I am eclectic and do both.

it's a very anecdotal conversation. I've observed many so called "value investors" or "deep value investors" not understand why things are cheap or have a catalyst for it to change. but there are certainly others who do. 

Posted
45 minutes ago, petec said:

 

I don't think that's accurate. If you don't know why it's cheap, I am not sure that you really know that it is cheap.

 

But I do think quality investors tend to look down their nose at value investors as some sort of inferior breed or throwback.

 

I am eclectic and do both.


I have spoken to thousands of investors over the past 20 years so just sharing what I have observed. Clearly you are exceptional @petec. To that end, why do you think Fairfax and Fairfax India are cheap? 

Posted

petec said:

 

I don't think that's accurate. If you don't know why it's cheap, I am not sure that you really know that it is cheap.

 

1 hour ago, SafetyinNumbers said:


I have spoken to thousands of investors over the past 20 years so just sharing what I have observed. Clearly you are exceptional @petec. To that end, why do you think Fairfax and Fairfax India are cheap? 

 

There are two kinds of 'why it's cheap'. The kind of 'why it's cheap' that value investors care about, is, it's cheap because it trades for 8x last year's earnings in a market that is trading at 25x, I think the earnings are sustainable and will even grow, so that's why I am saying it's cheap.
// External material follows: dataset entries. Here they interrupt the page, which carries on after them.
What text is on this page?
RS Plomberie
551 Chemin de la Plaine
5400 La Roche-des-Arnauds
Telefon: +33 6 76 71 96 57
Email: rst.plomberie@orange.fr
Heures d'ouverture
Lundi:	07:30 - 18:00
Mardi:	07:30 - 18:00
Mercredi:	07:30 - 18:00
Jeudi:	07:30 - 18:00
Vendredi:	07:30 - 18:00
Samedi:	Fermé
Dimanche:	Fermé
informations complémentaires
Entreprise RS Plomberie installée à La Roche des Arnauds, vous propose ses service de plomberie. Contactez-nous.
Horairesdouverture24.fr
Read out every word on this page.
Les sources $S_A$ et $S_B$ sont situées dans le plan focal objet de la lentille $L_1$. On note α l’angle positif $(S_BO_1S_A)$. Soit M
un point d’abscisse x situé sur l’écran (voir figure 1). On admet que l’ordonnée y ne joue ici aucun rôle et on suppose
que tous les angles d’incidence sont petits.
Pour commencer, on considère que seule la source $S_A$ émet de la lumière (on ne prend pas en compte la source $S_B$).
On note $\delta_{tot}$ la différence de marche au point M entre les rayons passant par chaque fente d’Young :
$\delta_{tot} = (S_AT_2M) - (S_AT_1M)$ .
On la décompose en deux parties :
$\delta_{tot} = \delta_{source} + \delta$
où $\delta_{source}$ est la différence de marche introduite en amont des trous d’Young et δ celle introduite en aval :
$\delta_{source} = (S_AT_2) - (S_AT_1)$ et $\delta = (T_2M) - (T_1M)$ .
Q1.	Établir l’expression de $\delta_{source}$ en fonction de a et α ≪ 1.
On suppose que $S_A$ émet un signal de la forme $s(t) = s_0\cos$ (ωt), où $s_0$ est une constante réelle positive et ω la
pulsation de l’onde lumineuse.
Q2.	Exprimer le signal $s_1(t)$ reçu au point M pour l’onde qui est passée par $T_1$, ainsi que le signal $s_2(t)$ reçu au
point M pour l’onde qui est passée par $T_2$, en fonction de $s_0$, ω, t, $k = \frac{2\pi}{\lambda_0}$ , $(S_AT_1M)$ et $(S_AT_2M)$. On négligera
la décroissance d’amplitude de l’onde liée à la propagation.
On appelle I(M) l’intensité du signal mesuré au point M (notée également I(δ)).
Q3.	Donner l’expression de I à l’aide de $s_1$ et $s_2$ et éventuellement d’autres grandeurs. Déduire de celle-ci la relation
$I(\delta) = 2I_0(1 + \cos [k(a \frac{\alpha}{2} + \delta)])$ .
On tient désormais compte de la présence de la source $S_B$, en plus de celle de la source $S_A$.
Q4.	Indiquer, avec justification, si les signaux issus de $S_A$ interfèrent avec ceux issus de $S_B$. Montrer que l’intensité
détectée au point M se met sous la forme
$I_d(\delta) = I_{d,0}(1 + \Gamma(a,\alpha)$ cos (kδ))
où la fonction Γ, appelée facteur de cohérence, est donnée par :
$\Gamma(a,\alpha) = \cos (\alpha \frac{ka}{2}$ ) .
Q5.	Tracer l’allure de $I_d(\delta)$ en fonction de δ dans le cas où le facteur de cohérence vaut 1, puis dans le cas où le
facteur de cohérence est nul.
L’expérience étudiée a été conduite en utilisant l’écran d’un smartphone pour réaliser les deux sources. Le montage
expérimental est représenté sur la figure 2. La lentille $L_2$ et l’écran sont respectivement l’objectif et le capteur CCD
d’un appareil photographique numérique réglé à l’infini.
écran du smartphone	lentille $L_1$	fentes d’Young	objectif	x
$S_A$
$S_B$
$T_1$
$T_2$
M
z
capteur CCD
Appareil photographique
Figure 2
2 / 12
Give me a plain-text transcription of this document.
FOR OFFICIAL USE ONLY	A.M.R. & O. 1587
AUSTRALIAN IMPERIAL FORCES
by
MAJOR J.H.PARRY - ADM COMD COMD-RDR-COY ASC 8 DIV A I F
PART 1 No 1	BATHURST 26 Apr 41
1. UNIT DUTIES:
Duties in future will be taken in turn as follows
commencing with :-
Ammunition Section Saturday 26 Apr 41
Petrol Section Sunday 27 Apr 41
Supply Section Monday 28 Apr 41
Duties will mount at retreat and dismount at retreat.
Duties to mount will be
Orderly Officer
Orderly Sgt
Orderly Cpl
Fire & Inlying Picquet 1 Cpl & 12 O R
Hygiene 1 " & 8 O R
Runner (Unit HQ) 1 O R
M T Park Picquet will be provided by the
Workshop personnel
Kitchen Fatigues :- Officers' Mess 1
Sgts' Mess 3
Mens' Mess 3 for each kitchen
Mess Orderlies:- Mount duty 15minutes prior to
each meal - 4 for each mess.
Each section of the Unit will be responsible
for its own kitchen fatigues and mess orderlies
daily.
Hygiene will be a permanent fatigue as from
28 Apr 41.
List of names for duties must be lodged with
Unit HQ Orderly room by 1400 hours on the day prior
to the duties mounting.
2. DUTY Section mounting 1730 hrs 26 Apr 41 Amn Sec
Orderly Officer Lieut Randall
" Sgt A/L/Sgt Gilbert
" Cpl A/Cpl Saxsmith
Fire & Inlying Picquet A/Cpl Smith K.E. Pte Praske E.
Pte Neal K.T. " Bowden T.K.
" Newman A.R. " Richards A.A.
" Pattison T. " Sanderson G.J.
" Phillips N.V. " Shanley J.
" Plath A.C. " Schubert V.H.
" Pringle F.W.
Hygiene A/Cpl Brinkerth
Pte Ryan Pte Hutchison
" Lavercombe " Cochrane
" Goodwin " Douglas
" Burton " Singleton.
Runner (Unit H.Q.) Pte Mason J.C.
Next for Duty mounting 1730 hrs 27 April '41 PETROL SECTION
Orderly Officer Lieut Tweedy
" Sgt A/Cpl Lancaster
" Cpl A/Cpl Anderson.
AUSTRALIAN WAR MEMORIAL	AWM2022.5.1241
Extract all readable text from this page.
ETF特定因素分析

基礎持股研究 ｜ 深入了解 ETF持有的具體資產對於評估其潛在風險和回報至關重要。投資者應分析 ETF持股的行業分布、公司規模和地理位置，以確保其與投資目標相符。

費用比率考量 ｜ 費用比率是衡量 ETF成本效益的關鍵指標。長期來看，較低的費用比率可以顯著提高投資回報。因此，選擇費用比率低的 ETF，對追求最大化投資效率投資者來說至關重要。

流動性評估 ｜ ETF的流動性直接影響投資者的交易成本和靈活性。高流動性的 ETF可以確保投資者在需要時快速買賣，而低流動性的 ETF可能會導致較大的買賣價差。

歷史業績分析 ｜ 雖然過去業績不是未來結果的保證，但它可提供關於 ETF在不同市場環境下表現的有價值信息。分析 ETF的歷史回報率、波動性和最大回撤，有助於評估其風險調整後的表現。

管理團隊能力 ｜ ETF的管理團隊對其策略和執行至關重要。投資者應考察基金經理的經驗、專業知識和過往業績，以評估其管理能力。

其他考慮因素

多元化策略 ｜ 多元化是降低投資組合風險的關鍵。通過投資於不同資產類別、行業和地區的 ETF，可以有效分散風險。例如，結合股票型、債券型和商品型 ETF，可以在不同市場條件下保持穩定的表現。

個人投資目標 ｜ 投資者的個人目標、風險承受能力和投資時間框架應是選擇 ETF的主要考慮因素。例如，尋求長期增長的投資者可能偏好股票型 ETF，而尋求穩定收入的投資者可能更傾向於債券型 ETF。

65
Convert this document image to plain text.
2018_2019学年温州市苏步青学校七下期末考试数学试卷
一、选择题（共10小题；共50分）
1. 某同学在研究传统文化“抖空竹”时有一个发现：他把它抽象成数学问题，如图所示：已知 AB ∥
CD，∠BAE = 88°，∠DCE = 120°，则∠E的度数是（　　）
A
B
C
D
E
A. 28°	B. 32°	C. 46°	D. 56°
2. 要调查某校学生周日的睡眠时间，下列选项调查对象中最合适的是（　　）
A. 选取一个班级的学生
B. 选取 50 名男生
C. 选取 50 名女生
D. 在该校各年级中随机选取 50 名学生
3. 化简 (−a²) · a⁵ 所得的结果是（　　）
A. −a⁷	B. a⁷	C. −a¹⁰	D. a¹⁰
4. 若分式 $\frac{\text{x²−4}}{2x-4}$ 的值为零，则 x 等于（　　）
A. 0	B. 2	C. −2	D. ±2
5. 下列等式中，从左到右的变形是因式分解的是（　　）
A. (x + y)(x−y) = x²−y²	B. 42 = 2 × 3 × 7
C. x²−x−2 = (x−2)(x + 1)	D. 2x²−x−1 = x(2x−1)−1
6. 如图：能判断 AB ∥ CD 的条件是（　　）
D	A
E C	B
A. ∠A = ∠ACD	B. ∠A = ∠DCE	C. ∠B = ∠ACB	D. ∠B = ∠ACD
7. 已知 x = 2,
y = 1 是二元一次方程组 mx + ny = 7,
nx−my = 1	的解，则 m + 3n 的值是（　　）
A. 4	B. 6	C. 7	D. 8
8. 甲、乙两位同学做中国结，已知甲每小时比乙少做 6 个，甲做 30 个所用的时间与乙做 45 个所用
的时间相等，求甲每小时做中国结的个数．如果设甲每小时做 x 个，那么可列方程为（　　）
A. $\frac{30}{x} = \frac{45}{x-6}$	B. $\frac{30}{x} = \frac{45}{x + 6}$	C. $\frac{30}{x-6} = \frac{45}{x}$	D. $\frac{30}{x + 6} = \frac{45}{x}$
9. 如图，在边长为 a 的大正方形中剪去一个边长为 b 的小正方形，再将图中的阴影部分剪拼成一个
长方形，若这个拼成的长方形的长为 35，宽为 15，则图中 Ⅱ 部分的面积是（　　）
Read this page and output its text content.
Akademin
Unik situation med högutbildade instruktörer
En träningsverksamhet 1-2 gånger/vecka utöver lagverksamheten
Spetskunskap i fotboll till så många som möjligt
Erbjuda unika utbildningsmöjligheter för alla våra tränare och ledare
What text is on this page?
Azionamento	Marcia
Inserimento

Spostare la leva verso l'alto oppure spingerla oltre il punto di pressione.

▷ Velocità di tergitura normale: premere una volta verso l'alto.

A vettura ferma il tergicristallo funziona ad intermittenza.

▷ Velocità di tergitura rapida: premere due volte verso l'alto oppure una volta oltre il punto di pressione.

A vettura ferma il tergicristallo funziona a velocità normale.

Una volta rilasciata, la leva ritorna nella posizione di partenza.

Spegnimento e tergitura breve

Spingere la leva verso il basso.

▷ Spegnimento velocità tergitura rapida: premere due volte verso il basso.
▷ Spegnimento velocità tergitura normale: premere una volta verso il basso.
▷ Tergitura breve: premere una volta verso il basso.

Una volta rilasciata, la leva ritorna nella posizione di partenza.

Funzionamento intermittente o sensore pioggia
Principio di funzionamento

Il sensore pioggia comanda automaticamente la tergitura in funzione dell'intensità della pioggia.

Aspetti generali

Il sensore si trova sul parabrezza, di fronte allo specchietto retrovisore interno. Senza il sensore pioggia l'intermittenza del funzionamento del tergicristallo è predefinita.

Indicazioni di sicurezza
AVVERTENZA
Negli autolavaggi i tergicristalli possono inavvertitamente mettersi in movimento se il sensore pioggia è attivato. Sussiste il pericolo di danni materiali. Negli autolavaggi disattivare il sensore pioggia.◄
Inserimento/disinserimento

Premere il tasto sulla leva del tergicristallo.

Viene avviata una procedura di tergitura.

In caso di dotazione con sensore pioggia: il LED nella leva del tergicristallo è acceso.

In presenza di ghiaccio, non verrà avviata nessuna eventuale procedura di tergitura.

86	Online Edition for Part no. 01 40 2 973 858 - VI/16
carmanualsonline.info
The kind of 'why it's cheap' that a 'quality investor' might use is "it's cheap because, duh, it's an insurance company, it has no moat, it shorted tech companies and bought Blackberry.

 

So a value investor can perfectly well say "I think it's cheap, but I don't know why", meaning that they don't know why the market is giving them such a low offer but they have good reasons to think it's cheap, so it will do well in the long run, even if they don't see any way out of the low multiples. 

  • 2 weeks later...
Posted

I would've preferred the straight copper exposure, but I suppose there are worse outcomes than diversifying with gold.

 

Also, probably puts a higher floor under the share price if we get an economic slowdown here in the mid-term, so maybe not all bad.